Abdur Razzaq (1949 – 4 May 2025) was a Bangladeshi barrister and assistant secretary general of the political party Bangladesh Jamaat-e-Islami. He was the chief defence counsel at Bangladesh's International Crimes Tribunal until the end of 2013, when he left Dhaka for London. There he practised at the English Bar.

==Background==
Abdur Razzaq was born in 1949 in Shekhlal village of Beanibazar Upazila, Sylhet District in the then East Bengal. He earned his Barrister-at-Law degree from Lincoln's Inn in London. He then returned to Bangladesh in 1986 and started his legal profession.

==Career==
===International Crimes Tribunal===
Razzaq was the chief defence counsel at Bangladesh's International Crimes Tribunal, where Jamaat leaders, in particular, were indicted. Among those defended by Razzaq were former leader Ghulam Azam, leader Motiur Rahman Nizami, executive council member Delwar Hossain Sayedee, Secretary General Ali Ahsan Mohammad Mojaheed, and Assistant Secretary General Abdul Quader Mollah. Razzaq allegedly was harassed in various ways by government officials to make it difficult for him to perform his professional duties. Human Rights Watch called for him to be allowed to conduct a full and fair defence without hindrance.
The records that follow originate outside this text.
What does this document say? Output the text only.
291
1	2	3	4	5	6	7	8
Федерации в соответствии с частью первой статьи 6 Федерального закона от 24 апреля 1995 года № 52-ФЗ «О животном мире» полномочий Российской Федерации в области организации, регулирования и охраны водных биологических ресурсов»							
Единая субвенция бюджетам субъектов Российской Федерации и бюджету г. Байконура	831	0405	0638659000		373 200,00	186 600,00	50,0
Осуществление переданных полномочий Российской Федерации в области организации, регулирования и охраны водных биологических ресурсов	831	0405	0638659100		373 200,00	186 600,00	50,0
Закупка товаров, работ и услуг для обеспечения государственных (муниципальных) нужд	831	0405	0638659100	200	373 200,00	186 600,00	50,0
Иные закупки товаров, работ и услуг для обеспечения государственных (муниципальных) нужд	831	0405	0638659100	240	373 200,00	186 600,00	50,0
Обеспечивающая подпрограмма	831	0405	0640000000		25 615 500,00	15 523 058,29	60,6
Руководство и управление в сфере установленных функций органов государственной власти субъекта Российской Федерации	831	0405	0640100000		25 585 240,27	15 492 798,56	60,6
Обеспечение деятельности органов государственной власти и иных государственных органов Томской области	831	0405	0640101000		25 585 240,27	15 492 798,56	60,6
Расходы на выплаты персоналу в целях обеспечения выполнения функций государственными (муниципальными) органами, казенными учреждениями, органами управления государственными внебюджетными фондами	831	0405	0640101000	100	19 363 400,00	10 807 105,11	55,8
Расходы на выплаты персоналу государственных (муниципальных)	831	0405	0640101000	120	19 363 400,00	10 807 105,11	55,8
=== Resignation from BJI ===
Razzaq resigned from his position as Bangladesh Jamaat-e-Islami Assistant Secretary General in an e-mail sent from London on 15 February 2019. In his resignation message, he said that for two decades he had tried to convince Jamaat that there should be open discussion on the role of the party in the 1971 war, and that the party should apologize for its role at that time. He also stated that he had unsuccessfully advocated for structural reforms, as well as full and effective participation of women, among other measures, in order to bring the party in line with successful and modern models used in other Muslim-majority nations. Aside from within Jamaat itself, his resignation also sparked widespread discussion in Bangladeshi politics. Following him, some leaders resigned from the party as well. Since then, these former leaders have come together to form an independent party called the Amar Bangladesh Party, where he was appointed chief adviser to the party. Later he left the Amar Bangladesh Party.

==Illness and death==
Razzaq was diagnosed with prostate cancer in 2020. In late 2024, he returned to Bangladesh from the UK, where he had been living since 2013. He died while undergoing medical treatment at Ibn Sina Hospital in Dhaka on 4 May 2025, at the age of 75. The Bangladesh Supreme Court remained closed for half a day in his memory, as Chief Justice Syed Refaat Ahmed expressed deep shock to family members at his death. Funeral prayers for the eminent lawyer were held at the Supreme Court's Inner Garden premises.